How we get persuaded to do stuff we don’t even want to do

Have I mentioned how much I love Dr. Robert Cialdini’s iconic book Influence: The Psychology of Persuasion? If I ever start believing that I’m unique or different or even a free thinker, Dr. Cialdini’s work has the power to smack me upside the head and remind me that, like you, I’m apparently just a little helpless sheep being compliantly led around by smart marketers.

Here’s a good example from the book: the six psychological shortcuts that guide our behaviour choices. 

1. Reciprocity:  feeling obliged to give when you receive. Consider that party invitation from people you’ve just met. Once you attend, you will feel obliged to invite the hosts to your next party. Consider also the free drug samples your doctor receives from the friendly neighbourhood Big Pharma drug rep.  Virtually all physicians are quick to deny that they are influenced at all by the practice, yet studies do show that the same docs are skeptical about the ability of their peers to fight off that influence. But pharmaceutical companies would simply not be continuing this marketing strategy (which costs the industry $18 billion per year) if it didn’t increase future prescriptions of the freebie.

My favourite example from Dr. Cialdini, however, is tipping.  Studies have shown that the little tiny mint that your restaurant waiter brings with the bill can increase the amount of your tip by 3%.  Make that two mints, and the tip goes up by 14%.  But if the waiter leaves two little mints, walks away, then stops, returns and says: “For you nice people, I’m giving you an extra mint!”, that practice results in a 23% increase in tip.  Servers, take note.

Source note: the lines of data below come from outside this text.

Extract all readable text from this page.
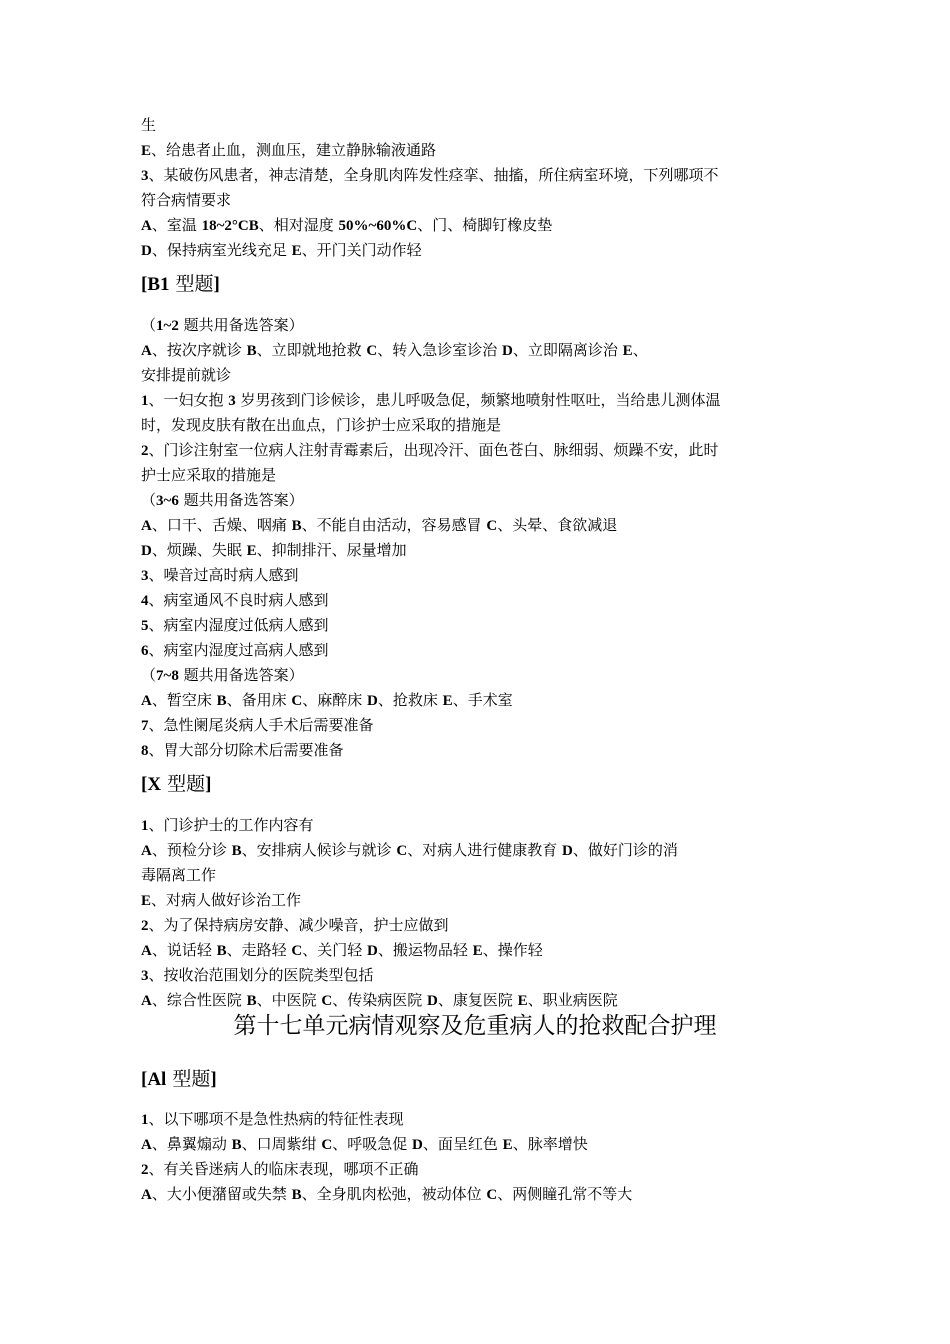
生
E、给患者止血，测血压，建立静脉输液通路
3、某破伤风患者，神志清楚，全身肌肉阵发性痉挛、抽搐，所住病室环境，下列哪项不
符合病情要求
A、室温 18~2°CB、相对湿度 50%~60%C、门、椅脚钉橡皮垫
D、保持病室光线充足 E、开门关门动作轻
[B1 型题]
（1~2 题共用备选答案）
A、按次序就诊 B、立即就地抢救 C、转入急诊室诊治 D、立即隔离诊治 E、
安排提前就诊
1、一妇女抱 3 岁男孩到门诊候诊，患儿呼吸急促，频繁地喷射性呕吐，当给患儿测体温
时，发现皮肤有散在出血点，门诊护士应采取的措施是
2、门诊注射室一位病人注射青霉素后，出现冷汗、面色苍白、脉细弱、烦躁不安，此时
护士应采取的措施是
（3~6 题共用备选答案）
A、口干、舌燥、咽痛 B、不能自由活动，容易感冒 C、头晕、食欲减退
D、烦躁、失眠 E、抑制排汗、尿量增加
3、噪音过高时病人感到
4、病室通风不良时病人感到
5、病室内湿度过低病人感到
6、病室内湿度过高病人感到
（7~8 题共用备选答案）
A、暂空床 B、备用床 C、麻醉床 D、抢救床 E、手术室
7、急性阑尾炎病人手术后需要准备
8、胃大部分切除术后需要准备
[X 型题]
1、门诊护士的工作内容有
A、预检分诊 B、安排病人候诊与就诊 C、对病人进行健康教育 D、做好门诊的消
毒隔离工作
E、对病人做好诊治工作
2、为了保持病房安静、减少噪音，护士应做到
A、说话轻 B、走路轻 C、关门轻 D、搬运物品轻 E、操作轻
3、按收治范围划分的医院类型包括
A、综合性医院 B、中医院 C、传染病医院 D、康复医院 E、职业病医院
第十七单元病情观察及危重病人的抢救配合护理
[Al 型题]
1、以下哪项不是急性热病的特征性表现
A、鼻翼煽动 B、口周紫绀 C、呼吸急促 D、面呈红色 E、脉率增快
2、有关昏迷病人的临床表现，哪项不正确
A、大小便潴留或失禁 B、全身肌肉松弛，被动体位 C、两侧瞳孔常不等大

2. Scarcity: people want more of those things they can have less of.  Take the famous story of British Airways, for example, when they announced in 2003 they were cancelling the twice-daily London/New York Concord flight because it had become uneconomical to run. Sales the very next day took off. Nothing had changed about the Concord itself – it had simply become a scarce resource. And as a result, people wanted it more. So it’s not enough for us to know of the benefits we’ll gain if we choose a product, but what we’ll stand to lose if we don’t choose it.

3.  Authority:  people will follow credible, knowledgeable experts.  Physiotherapists, for example, are more likely to convince patients to follow their exercise instructions when they publicly display their university credentials. Authority can also be implied by other people’s recommendations. A study on the real estate profession found that when office receptionists answered the phone and cited realtors’ specific experience to callers (“Leasing? Yes, let me put you through to Sandra, who has over 15 years experience with property leasing!”), there was a 20% corresponding increase in appointments booked, and a 15% increase in signed contracts.

4.  Consistency:  people like to be consistent with the things they have previously said or done. Dr. Cialdini cites a well-known example of an urban  safe driving campaign that asked homeowners to erect a very large sign on their front lawns asking drivers to drive safely. Most homeowners refused the request – but one group of their neighbours said yes.  Why? Because 10 days before the request, this group had agreed to post a small postcard-sized version of the same sign on their front windows.  That small card represented an initial  commitment that lead to a 400% increase in a much bigger but still consistent decision to allow a large lawn sign.

Researchers found that voluntary, active and public commitments in the past can influence behaviour choices in the future – particularly if you can get these commitments in writing.  For example, a study on patients who miss medical appointments found that missed appointments fell by 18% simply by asking the patients, rather than the staff, to write down future appointment details on the appointment card.

5.  Liking:  people prefer to say yes to those that they like. Persuasion science tells us that there are three important factors in why we like some people but don’t like others:

  • we like people who are similar to us
  • we like people who pay us compliments
  • we like people who cooperate with us towards mutual goals
  • we like people as more than just a free resume builder

In a series of negotiation studies of MBA students, some groups were told “Time is money! Get straight down to business!” In this group, about 55% were able to come to an agreement. Another group, however, was told: “Before you begin negotiating, exchange some personal information with each other; identify a similarity you share in common.” In this group, 90% were able to come to an agreement – typically, worth 18% more to both parties.

6. Consensus (or social proof):  people will look to the actions of others to determine their own.  For example, many hotels post signs asking guests to re-use their linens rather than having them replaced each day. When these signs explain the environmental benefits to this request, compliance is typically around 35%.  But when the signage is changed to point out that 75% of guests staying for four nights will re-use their towels at some point during their stay, towel re-use rises by a further 26%.  And when the sign is changed to say that 75% of the people who have stayed in this room re-use their towels, it turned out to be the single most effective message, resulting in a 33% further increase, simply by pointing out that similar others have behaved in certain ways.